Watch the video about the SPP here.
Vulnerable communities are already feeling the difference: steadier access to water, lower costs, reduced exposure to wartime disruptions, and new jobs in the renewable energy sector. This is what a just transition looks like in practice.
What Communities Can Do Right Now
Donor funding and government programs tend to move fast — and the communities best positioned to benefit are those that have already done their homework. Here’s where to start:
1) Map your consumption. Understand how much electricity your water supply facilities and other critical infrastructure actually use.
2) Establish your priorities. Which systems need to stay on during an outage, no matter what? What’s the minimum capacity required to keep them running?
3) Build a technical baseline. Pull together the key facts: site data, available rooftop or land area, grid connection options, any protected zone restrictions, existing backup power, and the staff responsible for operations.
4) Run preliminary feasibility calculations. Get a handle on the capacity you need, what it will cost, and what you stand to save. Ecoclub offers an online course on preparing pre-feasibility studies to help communities through this process — learn more here.
How Ecoclub Works with Communities
Project sites are selected through open calls or targeted processes, depending on what donors require. A range of factors shapes which communities are chosen: distance from the front line, population size, technical readiness, and donor criteria. Willingness to engage matters too — the ability to provide technical data promptly, facilitate site access, and commit to long-term operation of the equipment. Not all of these factors are within a municipality’s control. But starting to understand the local situation and run the numbers is something any municipality can do today.

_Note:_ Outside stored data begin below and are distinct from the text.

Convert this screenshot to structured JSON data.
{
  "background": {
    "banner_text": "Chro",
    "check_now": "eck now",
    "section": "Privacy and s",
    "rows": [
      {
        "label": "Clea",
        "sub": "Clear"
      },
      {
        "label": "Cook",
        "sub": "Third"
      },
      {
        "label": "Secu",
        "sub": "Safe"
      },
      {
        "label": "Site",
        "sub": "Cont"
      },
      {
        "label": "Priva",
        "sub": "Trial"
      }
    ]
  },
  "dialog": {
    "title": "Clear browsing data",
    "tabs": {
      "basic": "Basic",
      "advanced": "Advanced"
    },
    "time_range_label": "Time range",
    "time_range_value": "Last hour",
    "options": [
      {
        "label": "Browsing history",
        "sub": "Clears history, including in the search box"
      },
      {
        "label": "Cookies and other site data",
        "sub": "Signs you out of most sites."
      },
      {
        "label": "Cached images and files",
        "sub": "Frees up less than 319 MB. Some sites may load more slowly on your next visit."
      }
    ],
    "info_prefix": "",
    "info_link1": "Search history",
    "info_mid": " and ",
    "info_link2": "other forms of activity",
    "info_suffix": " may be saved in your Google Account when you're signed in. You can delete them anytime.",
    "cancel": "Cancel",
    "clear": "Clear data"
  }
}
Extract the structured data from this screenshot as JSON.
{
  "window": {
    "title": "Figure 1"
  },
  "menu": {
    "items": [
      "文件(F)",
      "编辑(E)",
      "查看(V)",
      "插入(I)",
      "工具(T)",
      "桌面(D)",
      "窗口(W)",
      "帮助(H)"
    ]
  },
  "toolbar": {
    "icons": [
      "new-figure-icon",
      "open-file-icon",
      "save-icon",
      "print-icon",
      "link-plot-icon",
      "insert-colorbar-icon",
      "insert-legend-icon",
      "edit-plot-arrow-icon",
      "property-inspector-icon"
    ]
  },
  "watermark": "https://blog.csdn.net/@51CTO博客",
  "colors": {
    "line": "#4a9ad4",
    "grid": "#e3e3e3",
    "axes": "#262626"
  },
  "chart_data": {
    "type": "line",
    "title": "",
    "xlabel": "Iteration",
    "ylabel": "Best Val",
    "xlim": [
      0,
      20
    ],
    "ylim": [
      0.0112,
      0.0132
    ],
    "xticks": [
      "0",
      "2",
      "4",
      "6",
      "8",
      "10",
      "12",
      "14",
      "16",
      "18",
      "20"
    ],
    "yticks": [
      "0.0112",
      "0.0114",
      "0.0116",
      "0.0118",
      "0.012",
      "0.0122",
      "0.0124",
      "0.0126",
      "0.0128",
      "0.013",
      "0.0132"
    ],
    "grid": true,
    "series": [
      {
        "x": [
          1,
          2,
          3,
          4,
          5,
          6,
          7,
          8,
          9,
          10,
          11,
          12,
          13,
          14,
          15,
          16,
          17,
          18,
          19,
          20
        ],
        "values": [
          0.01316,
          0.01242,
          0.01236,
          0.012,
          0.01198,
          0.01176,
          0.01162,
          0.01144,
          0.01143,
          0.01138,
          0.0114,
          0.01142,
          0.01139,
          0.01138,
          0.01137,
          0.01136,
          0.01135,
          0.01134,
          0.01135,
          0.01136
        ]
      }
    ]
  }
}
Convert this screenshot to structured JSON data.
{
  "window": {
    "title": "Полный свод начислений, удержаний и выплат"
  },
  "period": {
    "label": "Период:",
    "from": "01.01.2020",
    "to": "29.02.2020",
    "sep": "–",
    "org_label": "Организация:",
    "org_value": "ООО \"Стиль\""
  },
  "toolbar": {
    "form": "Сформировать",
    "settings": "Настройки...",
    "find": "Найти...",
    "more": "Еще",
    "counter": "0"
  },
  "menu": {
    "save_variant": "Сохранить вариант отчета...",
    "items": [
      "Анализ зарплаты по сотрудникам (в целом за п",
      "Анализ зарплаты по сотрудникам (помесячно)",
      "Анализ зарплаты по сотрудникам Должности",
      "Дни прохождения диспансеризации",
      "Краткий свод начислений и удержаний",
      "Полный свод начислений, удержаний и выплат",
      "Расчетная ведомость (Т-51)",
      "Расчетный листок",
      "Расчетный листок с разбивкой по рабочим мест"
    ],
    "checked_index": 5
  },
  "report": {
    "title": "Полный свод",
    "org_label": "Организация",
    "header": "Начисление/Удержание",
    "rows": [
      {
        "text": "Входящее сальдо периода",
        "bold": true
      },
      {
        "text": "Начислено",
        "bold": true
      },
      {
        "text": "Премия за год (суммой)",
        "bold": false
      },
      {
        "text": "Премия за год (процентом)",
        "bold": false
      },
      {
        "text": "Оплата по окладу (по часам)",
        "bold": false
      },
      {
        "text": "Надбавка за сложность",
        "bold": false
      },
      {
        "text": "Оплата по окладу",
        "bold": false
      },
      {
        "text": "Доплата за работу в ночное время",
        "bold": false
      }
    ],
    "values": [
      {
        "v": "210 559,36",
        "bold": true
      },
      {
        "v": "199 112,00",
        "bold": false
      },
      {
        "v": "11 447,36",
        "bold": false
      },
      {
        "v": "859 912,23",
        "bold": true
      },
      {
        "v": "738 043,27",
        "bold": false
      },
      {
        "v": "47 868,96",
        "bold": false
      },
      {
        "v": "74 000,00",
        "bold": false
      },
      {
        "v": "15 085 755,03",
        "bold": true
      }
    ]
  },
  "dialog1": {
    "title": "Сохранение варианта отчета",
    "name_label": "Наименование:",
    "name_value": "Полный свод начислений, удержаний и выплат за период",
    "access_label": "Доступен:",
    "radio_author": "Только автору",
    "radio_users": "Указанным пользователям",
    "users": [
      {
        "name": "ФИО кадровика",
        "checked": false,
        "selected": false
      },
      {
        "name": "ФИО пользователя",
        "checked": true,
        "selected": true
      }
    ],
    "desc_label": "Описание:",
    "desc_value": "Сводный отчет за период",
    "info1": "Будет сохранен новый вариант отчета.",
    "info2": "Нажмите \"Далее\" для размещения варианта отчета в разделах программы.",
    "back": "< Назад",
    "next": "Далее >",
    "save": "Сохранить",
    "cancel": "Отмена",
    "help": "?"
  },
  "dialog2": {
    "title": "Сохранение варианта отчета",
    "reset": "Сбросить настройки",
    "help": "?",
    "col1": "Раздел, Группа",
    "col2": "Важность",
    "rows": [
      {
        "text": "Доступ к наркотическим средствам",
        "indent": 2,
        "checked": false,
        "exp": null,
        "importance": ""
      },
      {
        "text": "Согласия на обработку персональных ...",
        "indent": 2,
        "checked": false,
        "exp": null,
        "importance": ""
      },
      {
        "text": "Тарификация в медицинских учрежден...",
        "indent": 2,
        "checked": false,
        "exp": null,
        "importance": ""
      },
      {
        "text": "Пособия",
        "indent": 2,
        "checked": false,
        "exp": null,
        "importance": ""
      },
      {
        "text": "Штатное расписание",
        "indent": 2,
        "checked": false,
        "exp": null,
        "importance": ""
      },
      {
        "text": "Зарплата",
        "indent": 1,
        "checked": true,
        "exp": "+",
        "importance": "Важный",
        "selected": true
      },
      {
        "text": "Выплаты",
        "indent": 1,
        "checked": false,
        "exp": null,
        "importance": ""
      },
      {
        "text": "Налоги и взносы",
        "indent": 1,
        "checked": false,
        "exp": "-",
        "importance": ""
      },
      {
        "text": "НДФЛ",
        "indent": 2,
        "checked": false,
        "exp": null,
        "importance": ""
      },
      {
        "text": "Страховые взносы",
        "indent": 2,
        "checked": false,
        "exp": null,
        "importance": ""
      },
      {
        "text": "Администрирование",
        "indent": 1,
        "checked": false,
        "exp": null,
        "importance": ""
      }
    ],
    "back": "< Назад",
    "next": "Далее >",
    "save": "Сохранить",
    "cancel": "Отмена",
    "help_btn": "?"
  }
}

More on our approach to working with municipalities — in podcast here.
One example of this kind of support is our partnership with the Czech humanitarian organization People in Need. The project “Support for Winter Preparedness and Renewable Energy at the Local Level in Ukraine” is funded by the European Union.
The goal is to help war-affected regions restore and strengthen facilities that people depend on — boiler houses, hospitals, and other essential services — by deploying modern renewable energy solutions, so that communities have heat and light even in the hardest conditions.
As part of this project, Ecoclub is supporting the preparation of 15 Detailed Design and Cost Documentation packages (DDCD) covering:
- solar power plants (SPPs);
- energy efficiency upgrades in municipal facilities.
The project helps communities access clean, dependable energy while reducing risks to public health and safety. It lays the technical groundwork for moving away from fossil fuels in a way that doesn’t place the financial burden on local residents.
Conclusion
A just energy transition is about phasing out fossil fuels while making sure people retain access to essential services throughout that process. Critical infrastructure, and water utilities in particular, sits at the center of that challenge: these are the systems that directly determine whether communities stay safe and functional.
Solar energy deployments at these facilities demonstrate that the same solution can be environmentally sound, financially viable, and immediately beneficial to the communities it serves. They build operational resilience, reduce exposure to grid instability, and create the conditions for lasting energy transformation.
The task now is to move beyond individual projects and scale what is already working. With the right combination of technical preparation, community readiness, and coordinated support from government and donors, renewable energy can become a cornerstone of Ukraine’s recovery — and its future.